Le commerce, les droits de douane et la lutte contre le crime organisé ont été au centre des échanges entre Donald Trump et Luiz Inácio Lula da Silva lors de leur rencontre à la Maison-Blanche, qui a duré plus de deux heures et demie. Jeudi 7 mai, Donald Trump a qualifié cette réunion de « très réussie » sur son réseau Truth Social, saluant « le très dynamique président du Brésil ».
Une rencontre sans conférence de presse commune
Contrairement aux attentes, les deux dirigeants n’ont pas fait d’apparition commune devant la presse. Lula doit s’exprimer séparément à l’ambassade du Brésil à Washington. Les relations entre Brasilia et Washington ont été tumultueuses, mais les deux hommes, bien qu’idéologiquement opposés, reconnaissent une certaine « alchimie » personnelle, confirmée par le message de Trump.
Contexte géopolitique tendu
Leur première rencontre officielle, en octobre dernier en Malaisie, avait été cordiale. Depuis, les États-Unis ont renversé le dirigeant socialiste vénézuélien Nicolas Maduro et sont entrés en guerre contre l’Iran aux côtés d’Israël. Lula, qui avait accusé Trump de vouloir « devenir l’empereur du monde » en 2025, a fermement condamné ces interventions. « Je suis contre toute ingérence politique, quel que soit le pays », a-t-il déclaré le mois dernier.

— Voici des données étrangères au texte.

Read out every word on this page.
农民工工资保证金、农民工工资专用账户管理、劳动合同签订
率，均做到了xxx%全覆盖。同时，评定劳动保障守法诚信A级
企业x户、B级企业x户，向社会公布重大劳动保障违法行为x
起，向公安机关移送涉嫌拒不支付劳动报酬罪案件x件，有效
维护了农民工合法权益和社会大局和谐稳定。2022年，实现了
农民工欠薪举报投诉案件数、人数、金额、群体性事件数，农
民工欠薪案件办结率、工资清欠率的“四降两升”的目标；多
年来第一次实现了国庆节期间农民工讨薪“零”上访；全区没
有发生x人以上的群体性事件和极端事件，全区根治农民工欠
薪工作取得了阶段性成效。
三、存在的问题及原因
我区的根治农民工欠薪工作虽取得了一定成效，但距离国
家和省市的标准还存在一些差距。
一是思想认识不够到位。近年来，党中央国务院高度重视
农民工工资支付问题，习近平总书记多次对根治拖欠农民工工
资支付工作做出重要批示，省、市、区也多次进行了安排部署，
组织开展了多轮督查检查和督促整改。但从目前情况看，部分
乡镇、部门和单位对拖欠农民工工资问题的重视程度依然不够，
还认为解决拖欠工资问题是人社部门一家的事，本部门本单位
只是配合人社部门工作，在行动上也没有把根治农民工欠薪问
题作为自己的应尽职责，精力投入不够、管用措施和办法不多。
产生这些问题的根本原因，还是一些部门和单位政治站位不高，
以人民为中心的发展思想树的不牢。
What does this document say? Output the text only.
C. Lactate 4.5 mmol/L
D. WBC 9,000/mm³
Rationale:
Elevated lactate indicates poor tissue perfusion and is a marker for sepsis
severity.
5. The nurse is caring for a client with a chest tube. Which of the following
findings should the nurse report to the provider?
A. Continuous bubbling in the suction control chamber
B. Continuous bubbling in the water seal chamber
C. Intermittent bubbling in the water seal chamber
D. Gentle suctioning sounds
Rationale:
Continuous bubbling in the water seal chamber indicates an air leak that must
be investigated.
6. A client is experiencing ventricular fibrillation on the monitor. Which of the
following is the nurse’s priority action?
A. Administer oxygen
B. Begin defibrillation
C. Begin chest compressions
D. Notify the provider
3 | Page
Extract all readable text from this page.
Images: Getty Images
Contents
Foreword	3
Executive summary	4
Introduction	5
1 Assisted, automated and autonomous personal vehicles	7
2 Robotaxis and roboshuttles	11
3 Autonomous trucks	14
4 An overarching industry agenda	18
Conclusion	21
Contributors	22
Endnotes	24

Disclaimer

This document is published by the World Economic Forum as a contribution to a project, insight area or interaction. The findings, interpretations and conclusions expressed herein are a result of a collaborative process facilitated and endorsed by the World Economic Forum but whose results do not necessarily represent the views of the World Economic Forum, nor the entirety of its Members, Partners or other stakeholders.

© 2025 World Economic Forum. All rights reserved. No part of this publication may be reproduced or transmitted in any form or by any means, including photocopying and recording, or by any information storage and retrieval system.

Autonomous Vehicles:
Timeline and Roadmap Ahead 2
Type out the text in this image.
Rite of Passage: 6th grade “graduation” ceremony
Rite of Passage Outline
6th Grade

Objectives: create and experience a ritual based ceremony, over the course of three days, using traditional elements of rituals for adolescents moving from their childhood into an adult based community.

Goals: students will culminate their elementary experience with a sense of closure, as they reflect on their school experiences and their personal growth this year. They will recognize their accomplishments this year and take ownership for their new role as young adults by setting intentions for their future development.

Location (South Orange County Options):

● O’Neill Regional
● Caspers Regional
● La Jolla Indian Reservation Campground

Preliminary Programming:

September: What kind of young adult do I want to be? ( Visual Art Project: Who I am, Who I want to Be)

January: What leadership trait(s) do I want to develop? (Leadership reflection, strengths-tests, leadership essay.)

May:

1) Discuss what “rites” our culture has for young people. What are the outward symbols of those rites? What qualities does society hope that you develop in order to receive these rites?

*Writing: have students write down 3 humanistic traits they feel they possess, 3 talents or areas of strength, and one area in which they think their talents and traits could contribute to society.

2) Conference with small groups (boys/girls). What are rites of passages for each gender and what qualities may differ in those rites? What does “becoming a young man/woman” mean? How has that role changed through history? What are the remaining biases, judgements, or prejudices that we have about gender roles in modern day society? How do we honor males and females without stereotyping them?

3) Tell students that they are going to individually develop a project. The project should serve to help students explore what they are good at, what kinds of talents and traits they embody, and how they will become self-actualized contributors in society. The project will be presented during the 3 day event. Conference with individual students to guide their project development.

Lula affaibli sur la scène intérieure
À 80 ans, Lula arrive à Washington affaibli politiquement après des défaites au Parlement brésilien. À moins de six mois de la présidentielle, il est au coude-à-coude dans les sondages avec Flavio Bolsonaro, fils de son prédécesseur. Selon Oliver Stuenkel, professeur de relations internationales, Lula cherche à « renforcer sa relation personnelle avec Trump » pour réduire les risques d’ingérence américaine dans le scrutin.
Coopération contre le crime organisé
La sécurité est la principale préoccupation des électeurs brésiliens. Le ministre brésilien des Finances, Dario Durigan, a souligné mercredi le souhait de son pays de renforcer la coopération contre les cartels de la drogue. Un accord a été signé en avril pour lutter contre le trafic d’armes et de stupéfiants. Trump a fait du combat contre le « narcoterrorisme » une priorité, qualifiant des groupes criminels d’organisations terroristes étrangères. Le Brésil craint que Washington ne classe ses deux principaux gangs dans cette catégorie, ce qui suscite des préoccupations en matière de souveraineté.
Terres rares et pratiques commerciales
La rencontre devait également aborder l’intérêt américain pour les gisements brésiliens de terres rares, essentiels à la fabrication de produits technologiques. Le Brésil possède les deuxièmes réserves mondiales, derrière la Chine. Par ailleurs, les États-Unis enquêtent sur le système de virement bancaire gratuit Pix, lancé en 2020, qui a révolutionné les paiements au Brésil avec sept milliards de transactions en janvier.